It was just three weeks ago when Maxine Esteban formally switched federations, no longer representing the Philippines in international competitions but is now carrying the flag of the Ivory Coast.
On Monday evening, the 22-year-old product of Ateneo de Manila University broke her silence on her switch of federation.
Though not fully disclosing the reason why she made a leap of faith, she bared that it was a decision she had to make for her own well-being.
“A lot of people have been asking about my decision. Yes, I am focused on achieving my Olympic dream. However, more than that dream, it was about self-respect.
“Sometimes, we must give ourselves enough respect to walk away from something that doesn’t value our worth. I want everyone to know that I did everything humanly possible to fulfill this long-time dream with the Filipino flag sewn on my uniform,” her statement read.
“But a series of unfortunate events—very little of which I had any control over—forced me to chase my dream in a distant, yet familiar land,” it continued.
Esteban has been representing the Philippines since 2018 or when she was just still 16 years old.
During her run with the Philippines, she has competed in the World Cup — both at the seniors and juniors levels, the Southeast Asian Games, and is also competing in the fencing circuit.
“I have fought long and hard for our country, encountering failures along the way. But I have also savored the thrill of winning for our flag. I remember being the only Filipino to win a medal in the Junior World Cup, back when I was also ranked 16th among juniors in the world, and also being the only Filipino to medal twice in the Senior Satellite World Cup,” she continued.
“I guess sometimes, life just takes you on a different path than you had initially planned.”
Grateful is Esteban to the Philippine Olympic Committee headed by president Bambol Tolentino for waving her three-year residency period after switching federations.
This move made her eligible to represent the African nation in the ongoing Olympic cycle.
“I will tell my story someday, that much I can guarantee. There is so much to learn from my experience, every heartache, and frustration I had to endure so that the things I went through never happen to any Filipino athlete again—especially those who dream of flying the Philippine flag on sports’ grandest stage,” she shared. “For now, I would like to express my utmost and sincere gratitude to Philippine Olympic Committee (POC) President Abraham “Bambol” Tolentino for holding the door open for this big dreamer to carve her own path toward a long-cherished goal.

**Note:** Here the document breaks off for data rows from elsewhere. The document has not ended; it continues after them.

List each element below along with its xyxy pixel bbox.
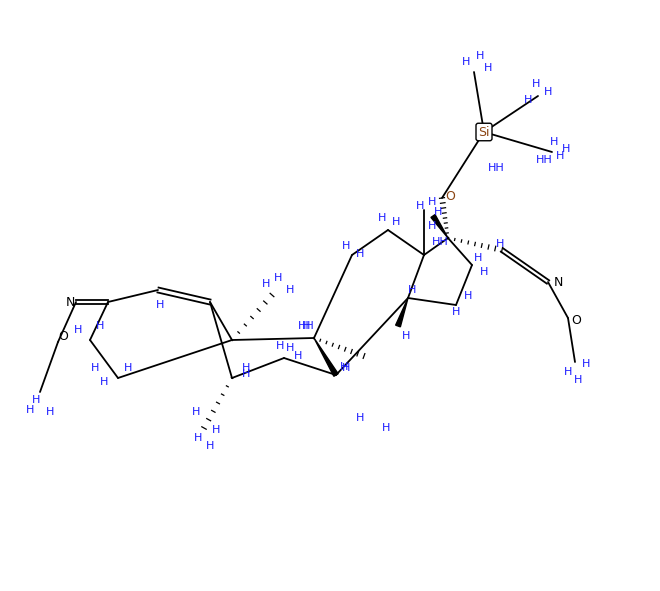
Text: H: H xyxy=(556,151,564,161)
Text: H: H xyxy=(582,359,590,369)
Text: H: H xyxy=(276,341,284,351)
Text: H: H xyxy=(286,343,294,353)
Text: H: H xyxy=(262,279,270,289)
Text: H: H xyxy=(124,363,132,373)
Text: H: H xyxy=(356,413,364,423)
Text: H: H xyxy=(524,95,532,105)
Polygon shape xyxy=(431,215,448,238)
Text: H: H xyxy=(462,57,470,67)
Text: HH: HH xyxy=(536,155,552,165)
Text: H: H xyxy=(480,267,488,277)
Text: H: H xyxy=(100,377,108,387)
Text: H: H xyxy=(242,369,250,379)
Text: H: H xyxy=(356,249,364,259)
Text: H: H xyxy=(274,273,282,283)
Text: H: H xyxy=(91,363,99,373)
Text: H: H xyxy=(402,331,410,341)
Text: H: H xyxy=(550,137,558,147)
Text: H: H xyxy=(474,253,482,263)
Text: H: H xyxy=(156,300,164,310)
Text: H: H xyxy=(464,291,472,301)
Text: H: H xyxy=(342,241,350,251)
Text: H: H xyxy=(378,213,386,223)
Text: H: H xyxy=(544,87,552,97)
Text: H: H xyxy=(562,144,570,154)
Text: H: H xyxy=(32,395,40,405)
Text: H: H xyxy=(564,367,572,377)
Text: H: H xyxy=(484,63,492,73)
Polygon shape xyxy=(395,298,408,327)
Text: O: O xyxy=(58,330,68,343)
Text: H: H xyxy=(46,407,54,417)
Text: O: O xyxy=(571,313,581,326)
Text: H: H xyxy=(192,407,200,417)
Text: H: H xyxy=(428,221,436,231)
Text: N: N xyxy=(553,275,563,288)
Text: O: O xyxy=(445,190,455,203)
Text: H: H xyxy=(428,197,436,207)
Text: H: H xyxy=(302,321,310,331)
Text: H: H xyxy=(382,423,390,433)
Text: H: H xyxy=(212,425,220,435)
Text: H: H xyxy=(476,51,484,61)
Text: H: H xyxy=(416,201,424,211)
Text: H: H xyxy=(532,79,540,89)
Text: H: H xyxy=(194,433,202,443)
Text: N: N xyxy=(65,296,75,309)
Text: H: H xyxy=(434,207,442,217)
Text: H: H xyxy=(242,363,250,373)
Text: H: H xyxy=(340,362,348,372)
Text: HH: HH xyxy=(432,237,448,247)
Text: H: H xyxy=(294,351,302,361)
Text: HH: HH xyxy=(488,163,504,173)
Text: H: H xyxy=(452,307,460,317)
Text: HH: HH xyxy=(298,321,314,331)
Text: H: H xyxy=(496,239,504,249)
Text: H: H xyxy=(26,405,34,415)
Text: H: H xyxy=(392,217,400,227)
Text: H: H xyxy=(74,325,82,335)
Text: H: H xyxy=(574,375,582,385)
Polygon shape xyxy=(314,338,338,376)
Text: H: H xyxy=(286,285,294,295)
Text: H: H xyxy=(96,321,104,331)
Text: H: H xyxy=(342,363,350,373)
Text: H: H xyxy=(206,441,214,451)
Text: H: H xyxy=(408,285,416,295)
Text: Si: Si xyxy=(478,125,490,138)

“The honorable POC president’s request to the International Olympic Committee to waive the three-year residency so I can compete under the flag of my second home, Côte d’Ivoire, will go a long way in ensuring I get a decent and fair shot at competing in Paris in the 2024 Olympics,” she expressed.
“That is, after all, the only thing I had ever wanted: A FAIR CHANCE.”

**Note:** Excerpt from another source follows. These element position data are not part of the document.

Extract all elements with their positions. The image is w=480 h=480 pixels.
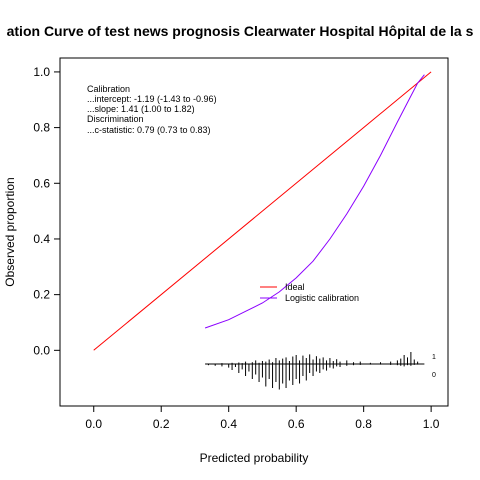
calibration-stats: Calibration ...intercept: -1.19 (-1.43 t… [87,84,217,135]
x-tick-label: 0.8 [355,417,372,431]
distribution-label-upper: 1 [432,354,436,361]
x-tick-label: 0.2 [153,417,170,431]
legend-label-logistic: Logistic calibration [285,293,359,303]
y-tick-label: 0.6 [33,176,50,190]
stats-line: ...slope: 1.41 (1.00 to 1.82) [87,104,195,114]
y-tick-label: 0.4 [33,232,50,246]
x-axis-label: Predicted probability [200,451,309,465]
stats-line: Calibration [87,84,130,94]
y-axis-label: Observed proportion [3,177,17,286]
y-tick-label: 0.2 [33,288,50,302]
stats-line: ...c-statistic: 0.79 (0.73 to 0.83) [87,125,211,135]
x-axis: 0.0 0.2 0.4 0.6 0.8 1.0 [85,405,440,431]
x-tick-label: 0.4 [220,417,237,431]
chart-title: ation Curve of test news prognosis Clear… [7,23,474,39]
y-tick-label: 0.8 [33,121,50,135]
y-axis: 0.0 0.2 0.4 0.6 0.8 1.0 [33,65,61,357]
ideal-line [93,71,432,351]
legend: Ideal Logistic calibration [260,282,359,303]
distribution-layer [205,352,425,390]
stats-line: ...intercept: -1.19 (-1.43 to -0.96) [87,94,217,104]
distribution-label-lower: 0 [432,372,436,379]
series-layer [93,71,432,351]
x-tick-label: 1.0 [423,417,440,431]
legend-label-ideal: Ideal [285,282,305,292]
x-tick-label: 0.6 [288,417,305,431]
x-tick-label: 0.0 [85,417,102,431]
logistic-calibration-line [204,74,425,329]
y-tick-label: 1.0 [33,65,50,79]
stats-line: Discrimination [87,114,144,124]
y-tick-label: 0.0 [33,343,50,357]
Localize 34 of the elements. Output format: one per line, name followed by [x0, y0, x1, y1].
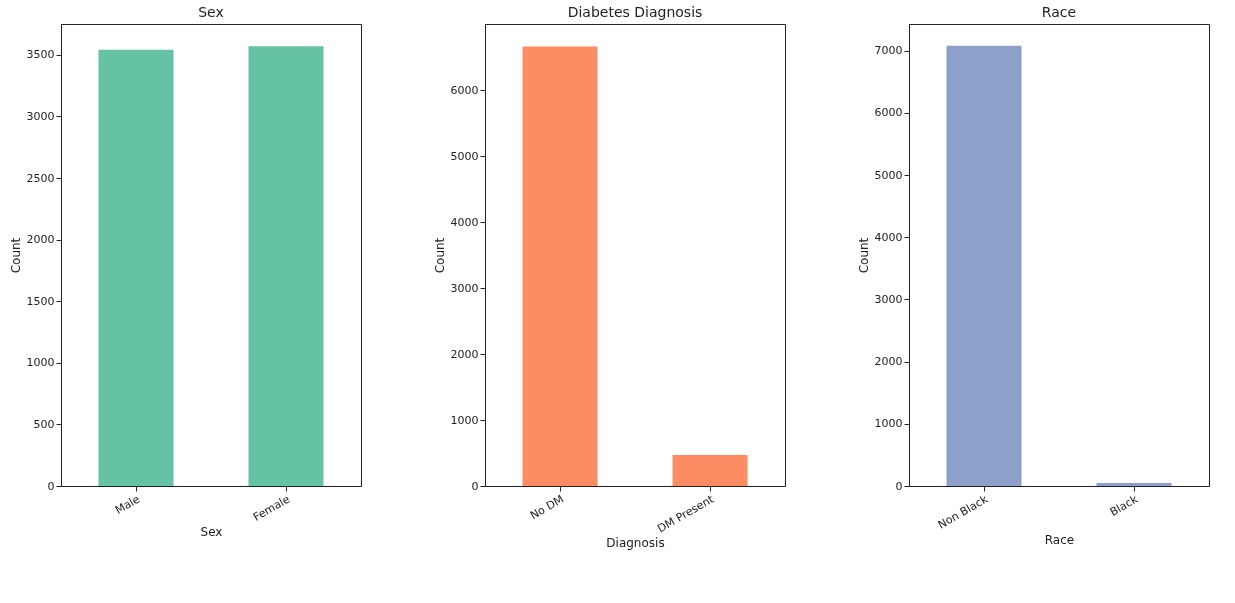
x-axis-title: Sex	[200, 524, 223, 539]
y-tick-label: 2000	[450, 347, 479, 361]
x-axis-title: Diagnosis	[606, 536, 665, 551]
chart-title: Race	[1041, 4, 1077, 20]
y-tick-label: 2000	[874, 355, 903, 369]
y-tick-label: 500	[33, 417, 55, 431]
x-axis-title: Race	[1044, 532, 1075, 547]
y-tick-label: 1000	[26, 356, 55, 370]
y-tick-label: 0	[47, 479, 55, 493]
x-tick-label: No DM	[527, 492, 566, 523]
y-axis-title: Count	[856, 237, 871, 274]
y-tick-label: 1500	[26, 294, 55, 308]
chart-title: Diabetes Diagnosis	[567, 4, 703, 20]
y-tick-label: 3000	[874, 292, 903, 306]
y-tick-label: 4000	[874, 230, 903, 244]
y-tick-label: 5000	[874, 168, 903, 182]
chart-title: Sex	[198, 4, 224, 20]
y-tick-label: 2500	[26, 171, 55, 185]
y-tick-label: 7000	[874, 44, 903, 58]
y-tick-label: 0	[471, 479, 479, 493]
y-tick-label: 0	[895, 479, 903, 493]
y-tick-label: 4000	[450, 215, 479, 229]
y-tick-label: 6000	[450, 83, 479, 97]
y-tick-label: 2000	[26, 233, 55, 247]
y-axis-title: Count	[432, 237, 447, 274]
y-tick-label: 1000	[450, 413, 479, 427]
y-tick-label: 6000	[874, 106, 903, 120]
y-tick-label: 3000	[450, 281, 479, 295]
x-tick-label: Male	[112, 492, 143, 517]
y-tick-label: 3500	[26, 48, 55, 62]
y-tick-label: 5000	[450, 149, 479, 163]
y-axis-title: Count	[8, 237, 23, 274]
y-tick-label: 1000	[874, 417, 903, 431]
y-tick-label: 3000	[26, 109, 55, 123]
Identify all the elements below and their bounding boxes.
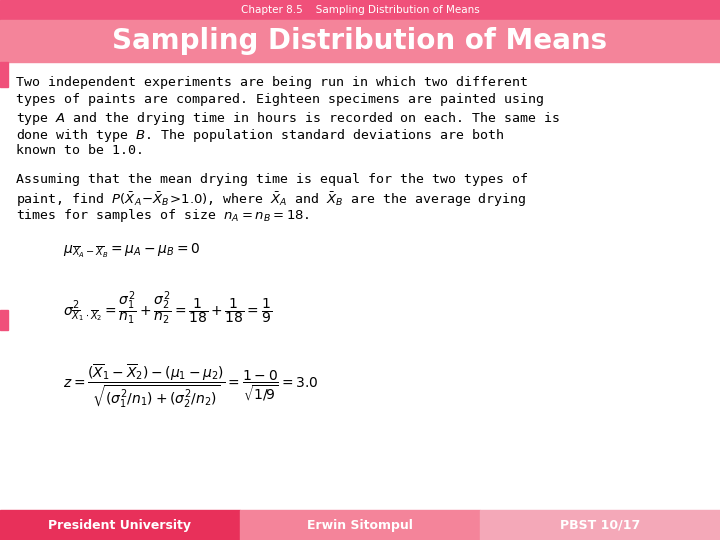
Text: done with type $\mathit{B}$. The population standard deviations are both: done with type $\mathit{B}$. The populat… [16, 127, 505, 144]
Text: PBST 10/17: PBST 10/17 [560, 518, 640, 531]
Text: $z = \dfrac{(\overline{X}_1 - \overline{X}_2) - (\mu_1 - \mu_2)}{\sqrt{(\sigma^2: $z = \dfrac{(\overline{X}_1 - \overline{… [63, 362, 319, 409]
Text: known to be 1.0.: known to be 1.0. [16, 144, 144, 157]
Text: Chapter 8.5    Sampling Distribution of Means: Chapter 8.5 Sampling Distribution of Mea… [240, 5, 480, 15]
Text: Erwin Sitompul: Erwin Sitompul [307, 518, 413, 531]
Text: paint, find $P(\bar{X}_A\!-\!\bar{X}_B\!>\!1.0)$, where $\bar{X}_A$ and $\bar{X}: paint, find $P(\bar{X}_A\!-\!\bar{X}_B\!… [16, 190, 526, 208]
Text: times for samples of size $n_A = n_B = 18$.: times for samples of size $n_A = n_B = 1… [16, 207, 310, 224]
Text: $\sigma^2_{\overline{X}_1 \cdot \overline{X}_2} = \dfrac{\sigma^2_1}{n_1} + \dfr: $\sigma^2_{\overline{X}_1 \cdot \overlin… [63, 290, 272, 327]
Text: $\mu_{\overline{X}_A-\overline{X}_B} = \mu_A - \mu_B = 0$: $\mu_{\overline{X}_A-\overline{X}_B} = \… [63, 242, 200, 260]
Text: types of paints are compared. Eighteen specimens are painted using: types of paints are compared. Eighteen s… [16, 93, 544, 106]
Text: President University: President University [48, 518, 192, 531]
Text: Sampling Distribution of Means: Sampling Distribution of Means [112, 27, 608, 55]
Text: Assuming that the mean drying time is equal for the two types of: Assuming that the mean drying time is eq… [16, 173, 528, 186]
Text: type $\mathit{A}$ and the drying time in hours is recorded on each. The same is: type $\mathit{A}$ and the drying time in… [16, 110, 560, 127]
Text: Two independent experiments are being run in which two different: Two independent experiments are being ru… [16, 76, 528, 89]
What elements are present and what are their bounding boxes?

After placing third in the individual women’s foil category of the African Championships in Cairo, Esteban is now ranked 46th in the world in the women’s foil category.
The next few months will be a grind for Esteban as she will continuously compete in tournaments.

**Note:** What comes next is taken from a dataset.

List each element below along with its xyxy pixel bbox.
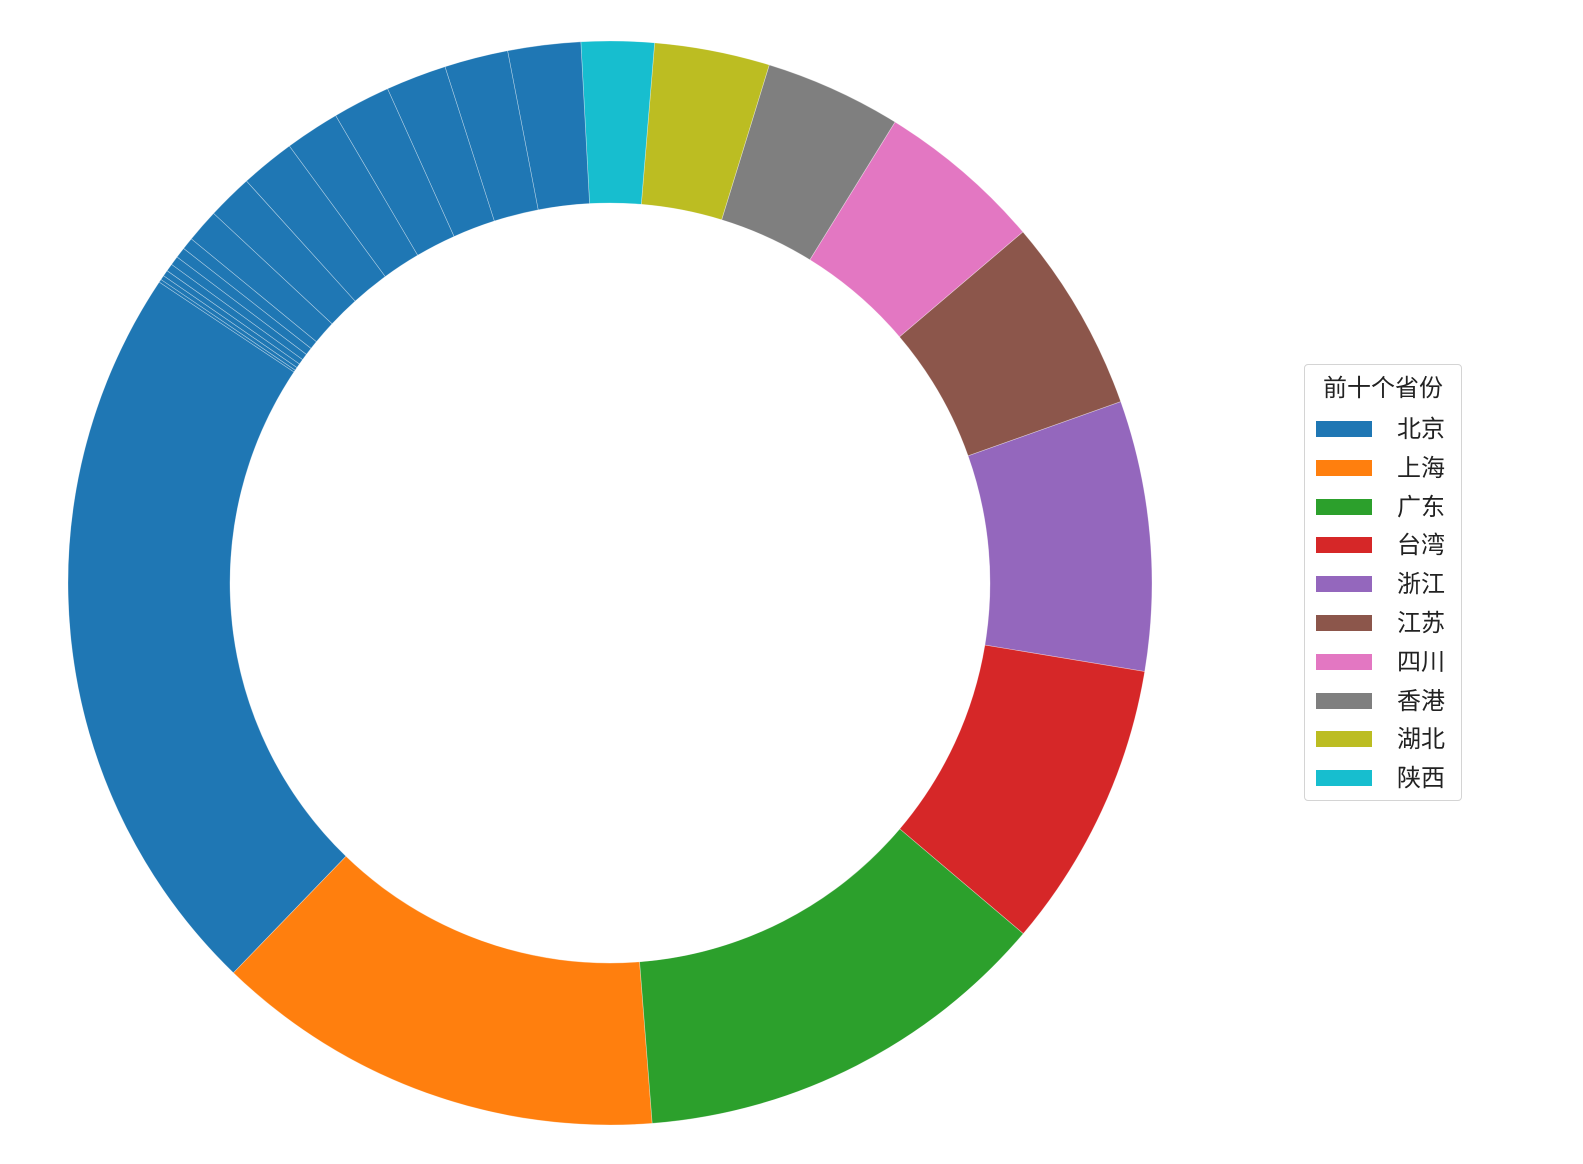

And if she reaches the goal of making it to the biggest of stages, Esteban will continue to represent the Philippines — and the Ivory Coast.
“If, through my efforts, God rewards me with success, know that whatever triumphs I gain are a triumph of the Philippines as it is of the Ivory Coast. Because no matter what stage I will compete on, be it in a small tournament or—God willing—in the Olympics, the flag I represent only tells half the story. In my heart, I will always carry two inspirations: The land of my birth and the country I now call home.”